En 2025, l’Union européenne a franchi une étape historique : l’éolien et le solaire ont produit davantage d’électricité que l’ensemble des combustibles fossiles, atteignant 30,1 % du mix électrique contre 29 % pour le charbon et le gaz. Cette bascule, portée surtout par l'essor spectaculaire du solaire (+20 % en un an, +65 GW installés), marque une transition devenue structurelle. En juin 2025, le solaire est même devenu la première source d’électricité européenne sur un mois.

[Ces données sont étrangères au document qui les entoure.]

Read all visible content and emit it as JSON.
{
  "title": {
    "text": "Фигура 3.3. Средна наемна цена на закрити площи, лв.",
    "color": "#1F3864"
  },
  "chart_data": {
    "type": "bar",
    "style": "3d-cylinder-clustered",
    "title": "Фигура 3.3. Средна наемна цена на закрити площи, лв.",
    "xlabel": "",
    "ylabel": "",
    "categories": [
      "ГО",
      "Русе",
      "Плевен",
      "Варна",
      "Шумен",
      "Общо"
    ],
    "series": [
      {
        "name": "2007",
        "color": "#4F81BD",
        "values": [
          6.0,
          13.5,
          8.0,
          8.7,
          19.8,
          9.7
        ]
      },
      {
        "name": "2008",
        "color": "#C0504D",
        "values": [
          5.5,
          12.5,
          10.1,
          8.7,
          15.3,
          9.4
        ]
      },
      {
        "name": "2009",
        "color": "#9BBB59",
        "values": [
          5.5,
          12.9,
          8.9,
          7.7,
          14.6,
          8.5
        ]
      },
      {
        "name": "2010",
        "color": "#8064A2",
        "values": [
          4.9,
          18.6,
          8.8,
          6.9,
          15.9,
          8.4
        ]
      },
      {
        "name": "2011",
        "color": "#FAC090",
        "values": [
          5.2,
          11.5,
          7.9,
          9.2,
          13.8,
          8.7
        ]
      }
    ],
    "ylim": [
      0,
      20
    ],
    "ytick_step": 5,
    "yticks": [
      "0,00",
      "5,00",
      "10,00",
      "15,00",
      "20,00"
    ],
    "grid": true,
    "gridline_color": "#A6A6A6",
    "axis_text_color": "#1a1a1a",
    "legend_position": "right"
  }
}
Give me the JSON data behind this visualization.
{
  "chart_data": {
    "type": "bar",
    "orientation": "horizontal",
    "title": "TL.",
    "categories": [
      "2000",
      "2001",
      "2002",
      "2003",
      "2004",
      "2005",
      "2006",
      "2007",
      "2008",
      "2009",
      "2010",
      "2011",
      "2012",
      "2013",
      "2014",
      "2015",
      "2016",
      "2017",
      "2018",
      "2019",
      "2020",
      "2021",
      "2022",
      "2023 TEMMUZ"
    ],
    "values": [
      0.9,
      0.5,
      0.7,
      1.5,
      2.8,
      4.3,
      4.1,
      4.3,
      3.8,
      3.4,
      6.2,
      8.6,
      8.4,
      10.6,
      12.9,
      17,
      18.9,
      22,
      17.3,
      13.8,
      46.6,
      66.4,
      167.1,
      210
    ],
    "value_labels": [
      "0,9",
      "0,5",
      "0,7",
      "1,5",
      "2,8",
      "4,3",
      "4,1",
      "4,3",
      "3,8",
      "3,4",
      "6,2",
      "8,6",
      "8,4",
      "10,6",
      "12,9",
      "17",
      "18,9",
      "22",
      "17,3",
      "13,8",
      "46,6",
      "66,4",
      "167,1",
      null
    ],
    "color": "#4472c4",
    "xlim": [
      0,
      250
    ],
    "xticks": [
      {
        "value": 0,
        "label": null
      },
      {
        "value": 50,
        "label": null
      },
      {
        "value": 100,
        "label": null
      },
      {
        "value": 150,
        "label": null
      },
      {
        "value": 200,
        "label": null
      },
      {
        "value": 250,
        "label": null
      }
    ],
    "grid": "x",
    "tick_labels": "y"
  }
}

La France franchit aussi un cap, avec plus de 75 TWh issus du duo éolien-solaire, aidée par un ensoleillement exceptionnel. Le pays reste en retard sur le stockage, un enjeu crucial alors que les conditions climatiques ont pénalisé l’éolien et l’hydraulique en Europe du Nord. Malgré cela, les renouvelables ont maintenu près de 48 % du mix européen grâce à leur complémentarité.
Le solaire, moteur discret du basculement
Derrière ce dépassement historique, une dynamique impressionnante : celle du solaire. En 2025, il a produit 369 TWh, soit une hausse de 20 % en un an. En cinq ans, sa production a plus que doublé. Cette progression repose sur une expansion massive des capacités : +65,1 GW installés en un an, presque à parts égales entre centrales au sol et toitures. Aucun autre moyen de production n’a connu une telle accélération. Résultat : 62 TWh d’électricité produite supplémentaire, soit l’équivalent de la production de trois centrales nucléaires.
En juin 2025, le solaire est même devenu la première source d’électricité européenne sur un mois donné. Une première saisonnière, mais hautement symbolique.
Exit le charbon ?
Le charbon continue de reculer fortement (9,2 % du mix), désormais marginal dans 19 pays. Le gaz, en revanche, reste le talon d’Achille du système, utilisé aux heures critiques et générant une dépendance croissante au GNL.
Les batteries, enjeu majeur
La prochaine étape repose sur les batteries, dont les capacités doublent et deviennent économiquement plus compétitives que le gaz. Elles permettront d’éviter le gaspillage d’électricité propre et de stabiliser un système de plus en plus dominé par des sources intermittentes. C'est un enjeu pour l'Eure et loir ou une vingtaine de sites ont été identifiés pour les abriter ... et protéger ainsi l'Ile de France. Certes il faut les accepter mais éviter les erreurs de l'éolien en les incorporant dans l'environnement.
2025 marque ainsi l’entrée dans une nouvelle phase : non plus seulement produire renouvelable, mais organiser et valoriser une abondance intermittente. Le dépassement des fossiles ouvre la bataille de la flexibilité et de la souveraineté énergétique européenne.